Esto no lo descubrí entre varones hasta que comencé a embarcarme con mi maestro y, en las tabernas de algún puerto, trabábamos una rara conversación. Pero era distinto. Primero porque no todos los hombres estaban dispuestos a ser abiertos en su trato; se percibía el recelo y el disimulo en la mayoría. Pero las pocas veces que alguno iniciaba el relato de su vida o intercambiaba con nosotros sus experiencias, entonces sí, recibía esa sensación de compartir con otro la azarosa vida. ¡Cuantas formas de vivir! ¡Cuantas aventuras! Demódoco también bebía las palabras de estos personajes y, a menudo, me repetía, ¡fíjate bien, Femio!, la vida de este hombre ha sido dura en extremo, pero ha sabido extraer un vaso exquisito con el que nos está regalando, como si fuéramos para él, en verdad, unos príncipes.

Para las mujeres, en cambio, aquello era un asunto cotidiano, abierto y desinteresado.
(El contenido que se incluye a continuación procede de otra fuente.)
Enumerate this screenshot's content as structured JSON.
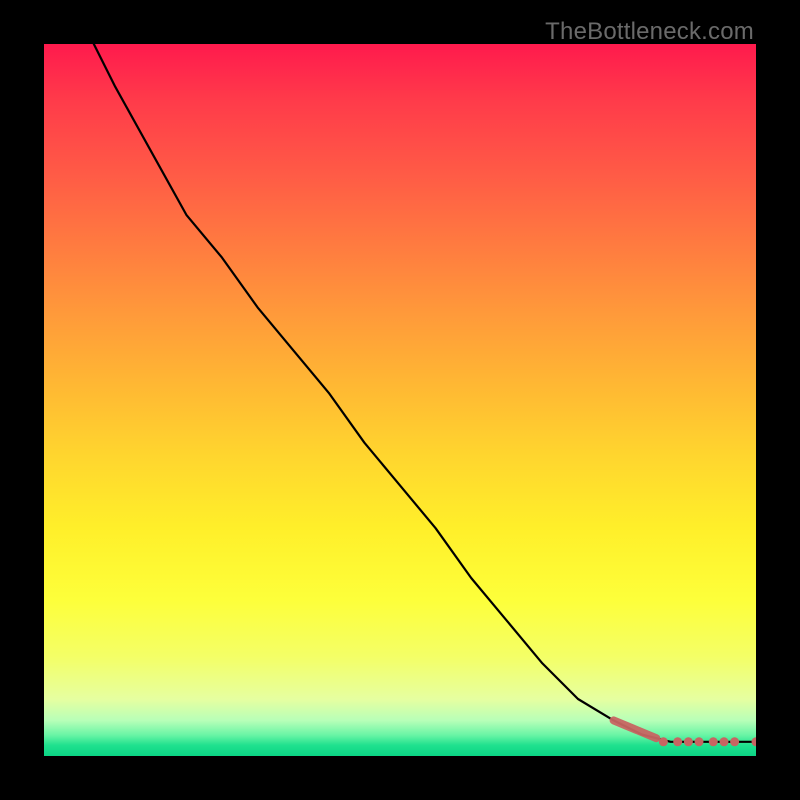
{
  "watermark": "TheBottleneck.com",
  "colors": {
    "background": "#000000",
    "curve": "#000000",
    "marker": "#c76562",
    "gradient_stops": [
      "#ff1a4d",
      "#ff3b4a",
      "#ff5a46",
      "#ff7a40",
      "#ff9a3a",
      "#ffb833",
      "#ffd62e",
      "#ffef2a",
      "#fdff3a",
      "#f4ff66",
      "#e6ffa0",
      "#b8ffb8",
      "#6cf5a6",
      "#1fe18e",
      "#0bd485"
    ]
  },
  "chart_data": {
    "type": "line",
    "title": "",
    "xlabel": "",
    "ylabel": "",
    "xlim": [
      0,
      100
    ],
    "ylim": [
      0,
      100
    ],
    "grid": false,
    "legend": false,
    "annotations": [
      "TheBottleneck.com"
    ],
    "series": [
      {
        "name": "curve",
        "x": [
          7,
          10,
          15,
          20,
          25,
          30,
          35,
          40,
          45,
          50,
          55,
          60,
          65,
          70,
          75,
          80,
          82,
          84,
          86,
          88,
          90,
          92,
          94,
          96,
          98,
          100
        ],
        "y": [
          100,
          94,
          85,
          76,
          70,
          63,
          57,
          51,
          44,
          38,
          32,
          25,
          19,
          13,
          8,
          5,
          4,
          3,
          2.5,
          2,
          2,
          2,
          2,
          2,
          2,
          2
        ]
      }
    ],
    "markers": [
      {
        "name": "highlight-segment-start",
        "x": 80,
        "y": 5
      },
      {
        "name": "highlight-segment-end",
        "x": 86,
        "y": 2.5
      },
      {
        "name": "dot",
        "x": 87,
        "y": 2
      },
      {
        "name": "dot",
        "x": 89,
        "y": 2
      },
      {
        "name": "dot",
        "x": 90.5,
        "y": 2
      },
      {
        "name": "dot",
        "x": 92,
        "y": 2
      },
      {
        "name": "dot",
        "x": 94,
        "y": 2
      },
      {
        "name": "dot",
        "x": 95.5,
        "y": 2
      },
      {
        "name": "dot",
        "x": 97,
        "y": 2
      },
      {
        "name": "dot",
        "x": 100,
        "y": 2
      }
    ]
  }
}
No querían otra jarra de vino, ni mendigaban audiencia, presos en su propia soledad. Las mujeres derrochan su sabiduría como el fruto de un destino compartido, duro y desabrido. Si me parecían distintas era, en realidad, porque las responsabilidades con las que las veía bregar desde muy temprana edad, eran en realidad, mucho más complicadas que nuestros remedos de heroicidades. No abordaban amplias empresas, no discutían los decretos reales, ni ejercían cargos en la ciudad. Pero su labor no podía detenerse ni dejar de esmerase, porque toda empresa, todo cargo y actividad descansaba sobre su sencilla obra.

¿Cómo era posible que una divinidad largividente y soberana, no supiera de tal amplitud y riqueza?, ¿Por qué despreciarlo por satisfacer su propia urgencia? No, no me parecía justo, entonces, simplificar de ese modo todo lo que ahora sentía, por el único motivo de verme incapaz de reconocer lo que había despertado dentro de mí la aparición de Talia. Yo no la había abordado con un apremio animal, ni ella me había ofendido por su urgida inexperiencia. Los dos únicos encuentros que habíamos tenido habían sido delicados y corteses.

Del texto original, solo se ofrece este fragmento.